The study of recruitment of endosymbiotic dinoflagellates into newly formed coral tissues was performed by counting the number of symbiotic algal cells in a 5 d interval protocol, within the most distal 500 µm expanded edges of the lateral spreading tissues. In the 90 µm outermost peripheral zones of the studied nubbins, algal numbers increased by ca. 24 and 7 times for P. damicornis and S. pistillata, respectively (Figure 2c,d). A clear gradient in the numbers of endosymbiotic dinoflagellates was observed in the 500 µm outermost peripheral spreading tissue in both species, levelling for P. damicornis at about 4.5 × 105 cells cm−2 in the ca. 250 µm from the tissue edge zone (Figure 2c), and for S. pistillata, about 3.5 × 105 cells cm−2 at the levelling distance of about 400 µm from the edge (Figure 2d). The infection rate of algal cells at the edge of the tissue was 5.2 × 104 algal cells d−1cm−2 for P. damicornis and 4.1 × 104 algal cells d−1cm−2 for S. pistillata.

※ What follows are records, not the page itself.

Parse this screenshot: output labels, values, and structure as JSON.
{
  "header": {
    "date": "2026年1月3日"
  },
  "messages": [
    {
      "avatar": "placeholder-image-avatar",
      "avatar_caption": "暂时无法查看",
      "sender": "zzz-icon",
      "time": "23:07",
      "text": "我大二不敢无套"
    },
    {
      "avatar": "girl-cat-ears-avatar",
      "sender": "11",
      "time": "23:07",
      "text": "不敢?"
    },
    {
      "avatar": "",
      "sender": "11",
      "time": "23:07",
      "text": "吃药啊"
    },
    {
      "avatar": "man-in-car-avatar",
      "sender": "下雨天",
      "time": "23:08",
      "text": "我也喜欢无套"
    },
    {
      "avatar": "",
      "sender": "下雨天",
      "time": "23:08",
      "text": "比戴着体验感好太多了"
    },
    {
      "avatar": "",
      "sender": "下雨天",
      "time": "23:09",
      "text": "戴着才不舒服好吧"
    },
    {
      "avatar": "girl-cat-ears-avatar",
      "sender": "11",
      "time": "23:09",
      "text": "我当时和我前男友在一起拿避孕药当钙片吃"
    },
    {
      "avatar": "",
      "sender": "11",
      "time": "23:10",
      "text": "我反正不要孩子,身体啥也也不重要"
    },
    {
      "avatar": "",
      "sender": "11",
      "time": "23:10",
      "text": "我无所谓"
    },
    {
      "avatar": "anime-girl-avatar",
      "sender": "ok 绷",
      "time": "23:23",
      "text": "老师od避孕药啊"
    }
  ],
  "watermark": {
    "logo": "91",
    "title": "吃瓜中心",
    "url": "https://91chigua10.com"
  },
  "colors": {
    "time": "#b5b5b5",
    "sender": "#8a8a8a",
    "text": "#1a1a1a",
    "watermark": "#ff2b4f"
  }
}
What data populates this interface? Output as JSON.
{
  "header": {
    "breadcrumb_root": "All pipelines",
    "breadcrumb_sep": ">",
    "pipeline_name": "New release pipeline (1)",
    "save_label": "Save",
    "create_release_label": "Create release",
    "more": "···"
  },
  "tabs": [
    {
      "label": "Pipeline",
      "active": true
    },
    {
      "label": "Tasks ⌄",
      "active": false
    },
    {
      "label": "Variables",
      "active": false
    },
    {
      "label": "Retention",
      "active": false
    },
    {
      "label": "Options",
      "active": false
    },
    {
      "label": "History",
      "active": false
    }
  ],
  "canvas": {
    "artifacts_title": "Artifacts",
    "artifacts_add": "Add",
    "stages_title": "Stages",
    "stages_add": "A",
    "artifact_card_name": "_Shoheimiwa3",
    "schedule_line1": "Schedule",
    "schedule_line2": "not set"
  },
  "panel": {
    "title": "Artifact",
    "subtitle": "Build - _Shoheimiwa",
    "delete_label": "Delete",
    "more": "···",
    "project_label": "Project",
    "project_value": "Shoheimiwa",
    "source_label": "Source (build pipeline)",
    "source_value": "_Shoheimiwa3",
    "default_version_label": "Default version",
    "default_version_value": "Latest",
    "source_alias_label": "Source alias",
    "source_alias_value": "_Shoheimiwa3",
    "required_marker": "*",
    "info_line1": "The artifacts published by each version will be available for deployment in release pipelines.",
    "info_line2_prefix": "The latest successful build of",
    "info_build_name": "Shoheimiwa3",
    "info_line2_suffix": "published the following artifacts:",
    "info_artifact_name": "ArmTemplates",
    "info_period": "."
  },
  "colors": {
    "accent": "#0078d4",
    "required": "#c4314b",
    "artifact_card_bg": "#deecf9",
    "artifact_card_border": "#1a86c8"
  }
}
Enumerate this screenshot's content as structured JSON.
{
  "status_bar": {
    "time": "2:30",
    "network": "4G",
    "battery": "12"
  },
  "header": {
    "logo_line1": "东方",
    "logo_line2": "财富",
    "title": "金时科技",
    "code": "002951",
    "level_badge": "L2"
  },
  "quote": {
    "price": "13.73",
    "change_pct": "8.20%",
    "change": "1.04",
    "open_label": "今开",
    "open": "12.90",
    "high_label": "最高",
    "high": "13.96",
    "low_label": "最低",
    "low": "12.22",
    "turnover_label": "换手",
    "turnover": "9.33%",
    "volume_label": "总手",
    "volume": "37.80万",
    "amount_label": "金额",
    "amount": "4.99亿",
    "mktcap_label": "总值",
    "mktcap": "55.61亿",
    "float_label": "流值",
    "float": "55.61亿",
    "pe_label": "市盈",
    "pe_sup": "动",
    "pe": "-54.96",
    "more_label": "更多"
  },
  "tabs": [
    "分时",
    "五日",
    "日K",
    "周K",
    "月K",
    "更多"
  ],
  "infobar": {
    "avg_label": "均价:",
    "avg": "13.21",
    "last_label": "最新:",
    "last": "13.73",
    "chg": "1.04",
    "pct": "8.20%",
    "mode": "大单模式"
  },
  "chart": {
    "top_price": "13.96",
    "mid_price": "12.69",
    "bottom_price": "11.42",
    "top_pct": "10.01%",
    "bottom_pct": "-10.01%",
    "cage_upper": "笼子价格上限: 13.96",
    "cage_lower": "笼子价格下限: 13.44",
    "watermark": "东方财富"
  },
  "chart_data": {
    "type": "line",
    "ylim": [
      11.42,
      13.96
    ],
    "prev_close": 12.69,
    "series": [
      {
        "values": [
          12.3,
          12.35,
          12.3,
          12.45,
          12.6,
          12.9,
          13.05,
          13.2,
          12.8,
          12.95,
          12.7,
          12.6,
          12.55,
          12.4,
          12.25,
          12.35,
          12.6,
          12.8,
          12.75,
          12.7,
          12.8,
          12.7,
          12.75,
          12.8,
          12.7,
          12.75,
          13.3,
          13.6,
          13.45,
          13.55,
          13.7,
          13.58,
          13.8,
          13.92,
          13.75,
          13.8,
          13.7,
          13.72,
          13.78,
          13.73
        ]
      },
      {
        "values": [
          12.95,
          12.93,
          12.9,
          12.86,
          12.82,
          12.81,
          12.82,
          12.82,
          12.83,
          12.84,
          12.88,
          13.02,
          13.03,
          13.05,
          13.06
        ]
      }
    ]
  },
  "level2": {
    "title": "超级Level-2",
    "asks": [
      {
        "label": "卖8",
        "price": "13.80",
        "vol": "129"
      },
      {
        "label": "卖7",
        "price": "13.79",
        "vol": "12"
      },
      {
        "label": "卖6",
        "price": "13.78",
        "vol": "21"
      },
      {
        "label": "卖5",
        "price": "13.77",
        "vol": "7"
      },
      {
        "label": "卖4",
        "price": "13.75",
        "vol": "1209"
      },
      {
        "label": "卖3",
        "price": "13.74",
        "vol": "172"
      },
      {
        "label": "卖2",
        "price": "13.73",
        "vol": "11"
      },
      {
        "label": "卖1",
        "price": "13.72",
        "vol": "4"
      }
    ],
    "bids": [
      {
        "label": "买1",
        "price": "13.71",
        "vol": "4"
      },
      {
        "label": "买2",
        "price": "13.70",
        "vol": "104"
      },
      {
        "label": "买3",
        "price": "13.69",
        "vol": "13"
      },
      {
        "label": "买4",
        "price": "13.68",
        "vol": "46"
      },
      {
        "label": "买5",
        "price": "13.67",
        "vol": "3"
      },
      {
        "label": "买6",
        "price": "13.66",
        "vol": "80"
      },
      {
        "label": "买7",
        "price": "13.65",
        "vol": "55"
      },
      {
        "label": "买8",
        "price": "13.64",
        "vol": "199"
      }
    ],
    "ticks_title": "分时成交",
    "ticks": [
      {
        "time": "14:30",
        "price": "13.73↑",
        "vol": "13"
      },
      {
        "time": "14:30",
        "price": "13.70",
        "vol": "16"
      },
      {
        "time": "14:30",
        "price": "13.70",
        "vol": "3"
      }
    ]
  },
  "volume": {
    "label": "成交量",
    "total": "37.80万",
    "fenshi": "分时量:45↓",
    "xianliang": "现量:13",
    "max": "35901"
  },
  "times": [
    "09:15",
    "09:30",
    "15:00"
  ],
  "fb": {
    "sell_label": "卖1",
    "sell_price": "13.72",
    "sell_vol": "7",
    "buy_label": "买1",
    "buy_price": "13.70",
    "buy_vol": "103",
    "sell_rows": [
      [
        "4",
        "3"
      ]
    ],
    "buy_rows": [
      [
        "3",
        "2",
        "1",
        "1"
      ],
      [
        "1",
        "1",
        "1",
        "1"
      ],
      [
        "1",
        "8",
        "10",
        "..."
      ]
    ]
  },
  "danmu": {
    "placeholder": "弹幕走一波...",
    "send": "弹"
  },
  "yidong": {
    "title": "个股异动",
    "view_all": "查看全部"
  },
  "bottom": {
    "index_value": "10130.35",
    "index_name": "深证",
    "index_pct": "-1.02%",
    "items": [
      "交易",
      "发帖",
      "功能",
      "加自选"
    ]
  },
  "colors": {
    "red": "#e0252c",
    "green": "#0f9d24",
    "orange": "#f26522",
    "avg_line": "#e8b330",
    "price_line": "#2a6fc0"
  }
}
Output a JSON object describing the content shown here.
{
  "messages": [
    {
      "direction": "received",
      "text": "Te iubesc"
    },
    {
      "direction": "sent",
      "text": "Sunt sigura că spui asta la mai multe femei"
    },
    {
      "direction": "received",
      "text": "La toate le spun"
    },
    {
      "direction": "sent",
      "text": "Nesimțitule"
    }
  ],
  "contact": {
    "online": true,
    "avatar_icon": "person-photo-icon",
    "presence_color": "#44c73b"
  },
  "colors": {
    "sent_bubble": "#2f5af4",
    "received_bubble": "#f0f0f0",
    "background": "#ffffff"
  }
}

3.2. Algal Cells in Coral Tissues
Endosymbiotic dinoflagellates and host cell counts in the LPS of both coral species were measured on day 45 (Figure 2b), revealing for P. damicornis 4.0 × 105 algal cells cm−2 (±4.2 × 105) within the nubbins and 1.3 × 105 cells cm−2 algal cells (±1.0 × 105) in the spreading tissues, compared with 6.9 × 106 host cells cm−2 (±5.9 × 106) within the nubbins and 2.1 × 106 host cells cm−2 (±1.8 × 106) in the spreading tissues. For S. pistillata we counted 8.6 × 105 algal cells cm−2 (±4.7 × 105) in the nubbins and 2.2 × 105 algal cells cm−2 (±1.6 × 105) in the spreading tissues, compared with 3.4 × 106 host cells cm−2 in the nubbins (±2.2 × 106) and 1.4 × 106 host cells cm−2 (±8.4 × 105) in the spreading tissues. Endosymbiotic dinoflagellates versus animal cell ratios for P. damicornis were 0.058 in the nubbins and 0.062 in the spreading tissues, and for S. pistillata they were 0.25 in the nubbins and 0.14 in the spreading tissues, revealing nonmatching trajectories for endosymbionts recruitment into the newly established tissues of different coral species.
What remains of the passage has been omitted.